Les trois membres de la commission ont demandé avec insistance à ce que la justice ait affaire précisément avec moi. Et de fait, les résultats des actions de la justice ont été de me faire taire. J'en suis heureux cependant, et j'en salue les circonstances. Il se peut qu'une occasion se présente pour que je révèle le détail de ces documents , ainsi que d'autres, et de révéler ce que je n'ai jamais dit jusqu'à aujourd'hui, afin d'être le porte-parole de ceux qui réclament justice. Je serais heureux si une autre occasion se présente pour que je débarrassa la République islamique d'atrocités comme celles-ci et de beaucoup d'autres qui se sont produites après la mort de l'Imam.

Aujourd'hui, Mehdi Karroubi sait qu'il a saisi le nœud de l'affaire. Devant cette réaction chaotique et hâtive, je peux dire que la ghaba (robe des religieux) s'est coincée entre deux portes (allusion à un conte où un homme surpris en flagrant délit se coinça la robe et dut choisir entre fuir nu dans les rues ou se retrouver pris). L'Imam Ali a dit à Malek Ashtar [un de ses disciples et gouverneur d'Égypte] de gouverner de telle façon que les opprimés puissent réclamer justice sans crainte. Nous sommes loin, loin des enseignements de l'Imam Ali. Le fils de feu Ayatollah Motahari nous dit qu'une femme est venue le voir en lui racontant tout ce qu'a subi son fils dans un centre de détention. Après cela, ils ont causé tant de souffrances à cette famille qu'elle a dit elle-même : "Nous ne porterons pas plainte" et, comme nous, les Lours, disons : "Mon âne est né sans queue." (allusion à un conte de Nasreddin Hodja, voulant dire qu'il y a plus à perdre qu'à gagner dans un procès). Obtenir justice sans peur, c'était le conseil de l' Imam Ali à Malek! Il est clair de voir comment les choses sont menées. Le choc et le chaos, mêlés à la terreur, ont été si grands ces dernières semaines, que des familles sont venues me demander d'arrêter mes enquêtes. Ils craignent pour leur avenir et m'ont dit que je leur causerais des problèmes, aussi bien qu'à moi-même. Mais quand ils arrêtent la fille d'un prisonnier et la relâchent les yeux bandés dans le désert, de telle sorte qu'un journal appartenant aux Conservateurs condamne un tel acte et écrit que cette fille a été laissé au cimetière de Behesht-e Zahra, nous voyons bien qui nous gouverne, et quels plans ont été faits pour ce pays, et les gens ont le droit d'être inquiets pour leur avenir.

Leur obscénité est allée si loin, qu'au lieu de traduire en justice les coupables et les contrevenants, c'est à Mehdi Karroubi qu'ils veulent faire un procès.

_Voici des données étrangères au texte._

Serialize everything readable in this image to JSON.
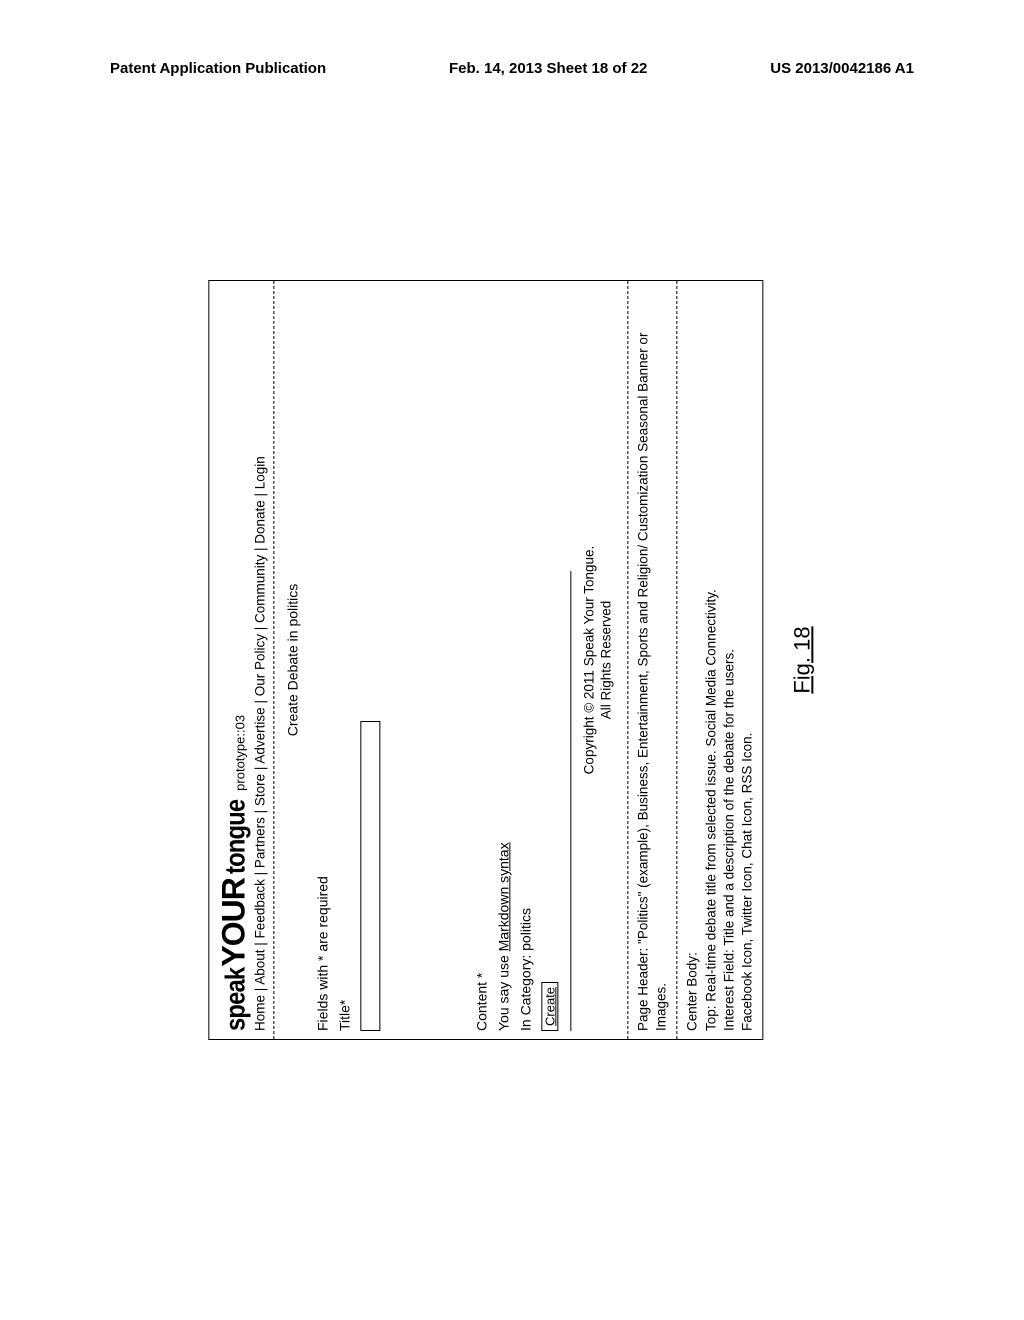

Ils ne savent pas que le vrai procès aura lieu au tribunal du peuple, nous devons aller vers eux et voir qui ils vont trouver coupable et qui ils vont croire, comme étant la voix de ceux qui cherchent la vérité. Mon Dieu, je viens vers toi comme un refuge contre les atrocités qu'ils ont infligées collectivement, qui ne sont pas seulement une honte pour la République islamique, mais pour l'Iran, et qui ont déshonoré la justice et le tribunal islamique.

Les trois membres de la commission ont achevé leur tâche et ont demandé à ce que je sois traduit en justice mais je laisse mon jugement au peuple et à Dieu et ce sera ma conclusion aux aux lettres que j'ai écrites. Même si je dois partager cela avec le garde des Sceaux et lui dire de ne pas se laisser influencer par des forces et des pressions extérieures et de ne pas déshonorer la justice. Car comparés à ses deux prédécesseurs, il a un avantage, qui est d'être le fils du grand Ayatollah Mirza Hashem Amoli, et le beau-fils du grand Ayatollah Khorasani. J'espère que l'Ayatollah Larijani n'agira pas de telle façon qu'à la fin de son mandat, la Guidance verra ses méfaits.


[En arabe] Le Seigneur tout-puissant connaît l'essence de toutes choses.